Data accumulation is often justified with the thought “maybe we’ll need it someday.” How do you decide what is worth storing and what is not?

When deciding, I rely on three simple questions:

  • Is this information truly needed for making a specific decision, conducting an analysis, or presenting a report?

  • If we do not store it now, would collecting or recreating it later be difficult and time-consuming? This is especially important in modeling and forecasting, because forecasts are always based on historical data. If the necessary history has not been stored, it cannot be reconstructed later.

  • Does a law or contract require that this information be retained?

If the answer to all three questions is “no,” then it does not make sense to keep the dataset.

The thought “maybe we’ll need it someday” alone is not a sufficient reason.

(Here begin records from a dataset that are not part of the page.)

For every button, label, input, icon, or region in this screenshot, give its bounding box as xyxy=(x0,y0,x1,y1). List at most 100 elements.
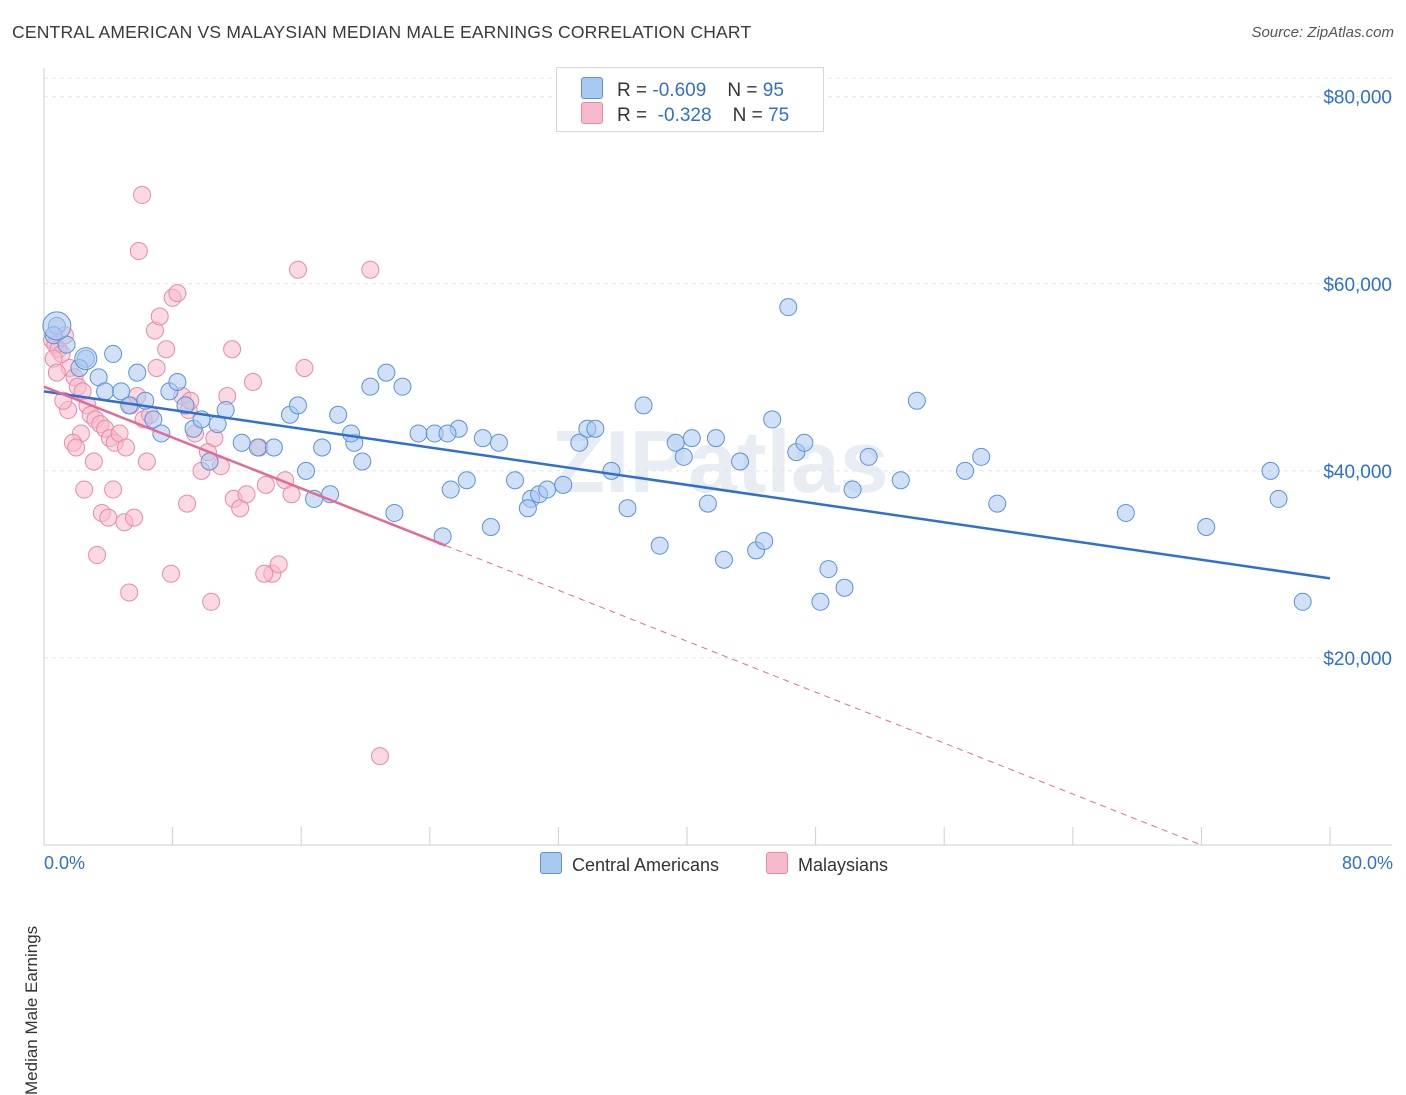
malaysians-point xyxy=(243,372,262,391)
central-americans-point xyxy=(353,452,372,471)
central-americans-point xyxy=(481,517,500,536)
legend-row-central-americans: R = -0.609 N = 95 xyxy=(581,77,784,103)
central-americans-point xyxy=(505,471,524,490)
bottom-legend-swatch-pink xyxy=(766,852,788,874)
y-tick-label: $80,000 xyxy=(1323,88,1392,109)
source-label: Source: ZipAtlas.com xyxy=(1251,24,1394,41)
malaysians-point xyxy=(161,564,180,583)
central-americans-point xyxy=(144,410,163,429)
malaysians-point xyxy=(255,564,274,583)
central-americans-point xyxy=(297,461,316,480)
malaysians-point xyxy=(202,592,221,611)
malaysians-point xyxy=(84,452,103,471)
central-americans-point xyxy=(586,419,605,438)
malaysians-trend-extension xyxy=(445,545,1202,846)
malaysians-point xyxy=(157,340,176,359)
chart-title: CENTRAL AMERICAN VS MALAYSIAN MEDIAN MAL… xyxy=(12,22,752,42)
malaysians-point xyxy=(370,747,389,766)
central-americans-point xyxy=(570,433,589,452)
legend-n-value: 75 xyxy=(768,105,790,126)
bottom-legend-label: Central Americans xyxy=(572,855,720,875)
central-americans-point xyxy=(457,471,476,490)
central-americans-point xyxy=(1116,503,1135,522)
malaysians-point xyxy=(129,242,148,261)
central-americans-point xyxy=(779,298,798,317)
malaysians-point xyxy=(237,485,256,504)
y-tick-labels: $20,000 $40,000 $60,000 $80,000 xyxy=(1323,88,1392,670)
central-americans-point xyxy=(891,471,910,490)
correlation-legend: R = -0.609 N = 95 R = -0.328 N = 75 xyxy=(556,67,824,132)
malaysians-point xyxy=(168,284,187,303)
malaysians-points xyxy=(43,185,389,766)
central-americans-point xyxy=(96,382,115,401)
central-americans-point xyxy=(634,396,653,415)
central-americans-point xyxy=(682,429,701,448)
malaysians-point xyxy=(104,480,123,499)
legend-swatch-blue xyxy=(581,77,603,99)
central-americans-point xyxy=(859,447,878,466)
central-americans-point xyxy=(393,377,412,396)
central-americans-point xyxy=(518,499,537,518)
y-tick-label: $40,000 xyxy=(1323,462,1392,483)
central-americans-point xyxy=(377,363,396,382)
central-americans-point xyxy=(361,377,380,396)
legend-n-label: N = xyxy=(727,80,758,101)
trend-lines xyxy=(43,385,1331,846)
bottom-legend-malaysians: Malaysians xyxy=(766,852,888,876)
central-americans-point xyxy=(972,447,991,466)
legend-row-malaysians: R = -0.328 N = 75 xyxy=(581,102,789,128)
malaysians-point xyxy=(47,363,66,382)
malaysians-point xyxy=(133,185,152,204)
legend-r-value: -0.609 xyxy=(652,80,707,101)
malaysians-point xyxy=(147,358,166,377)
central-americans-point xyxy=(176,396,195,415)
legend-r-label: R = xyxy=(617,105,648,126)
malaysians-trend-line xyxy=(43,385,447,547)
central-americans-point xyxy=(907,391,926,410)
malaysians-point xyxy=(178,494,197,513)
central-americans-point xyxy=(1197,517,1216,536)
legend-r-label: R = xyxy=(617,80,648,101)
central-americans-point xyxy=(168,372,187,391)
central-americans-point xyxy=(264,438,283,457)
malaysians-point xyxy=(150,307,169,326)
central-americans-point xyxy=(602,461,621,480)
central-americans-point xyxy=(342,424,361,443)
scatter-chart: ZIPatlas $20,000 $40,000 $60,000 $80,000 0.… xyxy=(42,68,1393,873)
malaysians-point xyxy=(67,438,86,457)
gridlines xyxy=(44,77,1392,659)
central-americans-point xyxy=(956,461,975,480)
legend-n-label: N = xyxy=(732,105,763,126)
x-tick-label: 0.0% xyxy=(44,853,85,873)
central-americans-point xyxy=(538,480,557,499)
bottom-legend-central-americans: Central Americans xyxy=(540,852,719,876)
central-americans-point xyxy=(1293,592,1312,611)
legend-r-value: -0.328 xyxy=(657,105,712,126)
x-tick-labels: 0.0% 80.0% xyxy=(44,853,1393,873)
malaysians-point xyxy=(120,583,139,602)
central-americans-point xyxy=(819,560,838,579)
central-americans-trend-line xyxy=(43,390,1331,580)
central-americans-point xyxy=(1261,461,1280,480)
central-americans-point xyxy=(104,344,123,363)
malaysians-point xyxy=(295,358,314,377)
central-americans-point xyxy=(835,578,854,597)
legend-swatch-pink xyxy=(581,102,603,124)
central-americans-point xyxy=(706,429,725,448)
central-americans-point xyxy=(441,480,460,499)
bottom-legend-label: Malaysians xyxy=(798,855,889,875)
central-americans-point xyxy=(42,311,72,341)
central-americans-point xyxy=(811,592,830,611)
malaysians-point xyxy=(256,475,275,494)
central-americans-point xyxy=(438,424,457,443)
watermark: ZIPatlas xyxy=(551,412,888,511)
malaysians-point xyxy=(269,555,288,574)
y-axis-label: Median Male Earnings xyxy=(22,925,41,1095)
central-americans-point xyxy=(698,494,717,513)
central-americans-point xyxy=(329,405,348,424)
central-americans-point xyxy=(554,475,573,494)
central-americans-point xyxy=(1269,489,1288,508)
central-americans-point xyxy=(112,382,131,401)
central-americans-points xyxy=(42,298,1312,611)
malaysians-point xyxy=(99,508,118,527)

Every piece of stored information later means additional work, costs, and responsibility, so storing it should always have a clear and justified purpose.

What is one principle or practical recommendation for those who solve growing data volumes simply by buying more cloud storage?

Cloud space is not a strategy — it is a technical tool.

Before increasing storage capacity, it is worth thinking about:

  • which data is actually needed and for what purpose,
  • how often it should be collected (every second, every minute, or once a day),
  • how long it truly needs to be stored,
  • and whether some of the data can be processed immediately and only summaries stored.

Often it is not necessary to retain the entire raw dataset; aggregated indicators that support decisions and analysis may be sufficient.

The goal should not be the largest possible amount of data, but rather a dataset that is meaningful, manageable, and helps make better decisions.